2. Python Semantic Release

Python Semantic Release is a tool that can automatically bump versions based on keywords found in commit messages using Git. The core idea is to use a standardised commit syntax that allows the tool to parse and automatically determine how to increment the version number. The default commit syntax used by Python Semantic Release is the Angular commit style, which has the following form:

<type>(optional scope): brief overview in present tense

(optional body: explains motivation for the change)

(optional footer: note BREAKING CHANGES here, and issues to be closed)

The tag <type> highlights the kind of change that is being made. Examples of this include feat for a new feature, fix for a bug fix, docs for documentation changes and so on. For more information, please refer to the Angular commit style documentation.

The (optional scope) is a keyword that provides additional context for where the change was made in your code base. It can relate to any information in your development workflow, such as the function or module that was changed.

Putting this together, once you have git added your file(s), a commit message that would trigger Python Semantic Release to bump your package from version 1.1 to version 1.2 due to a new feature could look something like:

BASH

$ git commit -m "feat(add_estimator): add estimator method for linear regression"

Once you have committed, you can run $ semantic-release version in your terminal to detect the semantically correct next version that should be applied to your project, or $ semantic-release publish to publish to your choice of version control system (e.g. GitHub).

3. Creating your own Versioning Tool

You can also create your own custom version bump tool using continuous integration (CI) / continuous deployment (CD) pipelines on various version control systems (such as GitHub) to automate your package’s versioning.
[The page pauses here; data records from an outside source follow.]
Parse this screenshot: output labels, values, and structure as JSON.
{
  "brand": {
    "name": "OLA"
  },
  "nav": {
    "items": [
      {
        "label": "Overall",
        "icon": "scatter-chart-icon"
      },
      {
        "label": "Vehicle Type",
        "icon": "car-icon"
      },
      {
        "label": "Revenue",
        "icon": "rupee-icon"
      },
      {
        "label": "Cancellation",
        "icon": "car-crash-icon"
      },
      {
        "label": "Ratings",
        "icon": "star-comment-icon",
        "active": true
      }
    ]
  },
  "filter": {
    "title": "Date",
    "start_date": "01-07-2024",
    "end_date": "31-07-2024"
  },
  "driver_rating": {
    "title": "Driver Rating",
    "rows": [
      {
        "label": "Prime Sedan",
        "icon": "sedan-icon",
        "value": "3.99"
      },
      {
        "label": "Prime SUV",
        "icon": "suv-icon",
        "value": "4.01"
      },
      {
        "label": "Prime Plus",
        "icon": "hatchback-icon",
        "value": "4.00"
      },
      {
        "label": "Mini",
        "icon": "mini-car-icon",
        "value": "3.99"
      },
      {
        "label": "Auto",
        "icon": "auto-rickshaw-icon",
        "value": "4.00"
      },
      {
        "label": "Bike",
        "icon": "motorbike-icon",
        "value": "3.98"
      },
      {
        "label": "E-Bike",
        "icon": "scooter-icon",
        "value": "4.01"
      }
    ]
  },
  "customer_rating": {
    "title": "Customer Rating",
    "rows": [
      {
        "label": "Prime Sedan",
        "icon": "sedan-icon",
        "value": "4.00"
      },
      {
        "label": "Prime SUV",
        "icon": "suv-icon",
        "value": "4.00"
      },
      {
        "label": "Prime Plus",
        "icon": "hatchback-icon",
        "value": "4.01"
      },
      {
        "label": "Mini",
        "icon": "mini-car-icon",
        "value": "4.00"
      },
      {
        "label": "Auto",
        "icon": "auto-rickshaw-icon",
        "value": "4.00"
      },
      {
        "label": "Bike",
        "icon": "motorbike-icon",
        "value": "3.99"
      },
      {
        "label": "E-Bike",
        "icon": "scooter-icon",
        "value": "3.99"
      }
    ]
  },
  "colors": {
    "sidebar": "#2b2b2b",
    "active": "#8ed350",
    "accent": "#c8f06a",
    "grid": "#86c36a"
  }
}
For instance, you might develop a custom script that is executed to analyse commit messages, and whenever a push is made to the remote repository, the CI/CD pipeline is triggered. The script can parse the commit messages and determines the type of changes made (e.g., new features, bug fixes, maintenance tasks). Based on predefined rules, it decides whether to increment the major, minor, or patch version. Once the script determines the appropriate version bump (major, minor, or patch), you can specify where to update the version number in the project’s configuration files (e.g. pyproject.toml, /docs, /tests, and so on.). After updating the version number, the script would create a new commit with the updated version number. Ultimately, the script tags the commit as the new release version. This tag can be used for referencing specific releases in the future.

Callout

As a reminder, Continuous Integration/Continuous Deployment is a software development practice that involves automating the process of integrating code changes into a shared repository (CI) and then automatically deploying those changes to production or other environments (CD). GitHub Actions is a common example of a CI/CD tool, which allow developers to seamlessly automate workflows directly within their GitHub repositories.
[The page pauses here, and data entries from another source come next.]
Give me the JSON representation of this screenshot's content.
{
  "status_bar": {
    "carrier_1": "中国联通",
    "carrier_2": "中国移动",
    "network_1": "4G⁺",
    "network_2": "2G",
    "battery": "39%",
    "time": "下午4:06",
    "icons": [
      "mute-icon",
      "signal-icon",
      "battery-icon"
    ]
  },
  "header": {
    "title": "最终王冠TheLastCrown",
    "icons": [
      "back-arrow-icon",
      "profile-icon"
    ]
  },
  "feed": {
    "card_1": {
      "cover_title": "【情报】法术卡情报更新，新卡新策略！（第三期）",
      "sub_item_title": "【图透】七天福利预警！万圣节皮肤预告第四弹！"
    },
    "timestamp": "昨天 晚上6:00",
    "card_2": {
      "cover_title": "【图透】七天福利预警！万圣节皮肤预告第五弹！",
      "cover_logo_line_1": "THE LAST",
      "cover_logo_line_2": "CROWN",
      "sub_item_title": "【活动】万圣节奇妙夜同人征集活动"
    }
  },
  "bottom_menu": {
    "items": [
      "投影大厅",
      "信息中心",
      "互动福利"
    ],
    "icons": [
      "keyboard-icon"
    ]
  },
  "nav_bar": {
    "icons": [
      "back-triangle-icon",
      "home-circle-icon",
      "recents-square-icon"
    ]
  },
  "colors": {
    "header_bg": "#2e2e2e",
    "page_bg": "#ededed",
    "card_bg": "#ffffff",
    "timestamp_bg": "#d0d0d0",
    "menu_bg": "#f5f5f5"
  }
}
Challenge 2: Version Bumping your Package

Following the instructions above, install Poetry and use this to update your Fibonacci package you have build based on the changes you have made to your code.

Simply run:

  1. $ pip install poetry
  2. Make changes to your code
  3. Run $ poetry version minor to change the minor version number to reflect the changes in your code.

Key Points

  • Versioning is crucial for tracking the development, improvements, and bug fixes of a software package over time. It ensures that changes are documented and managed systematically, aiding in reproducibility and reliability of the software.

  • Tools like Poetry and Python Semantic Release help automate the version bumping process, reducing manual errors and ensuring that version numbers are updated consistently across all project files.

  • Once a version is publicly released, it should not be altered retroactively. Any necessary fixes should be addressed through subsequent releases.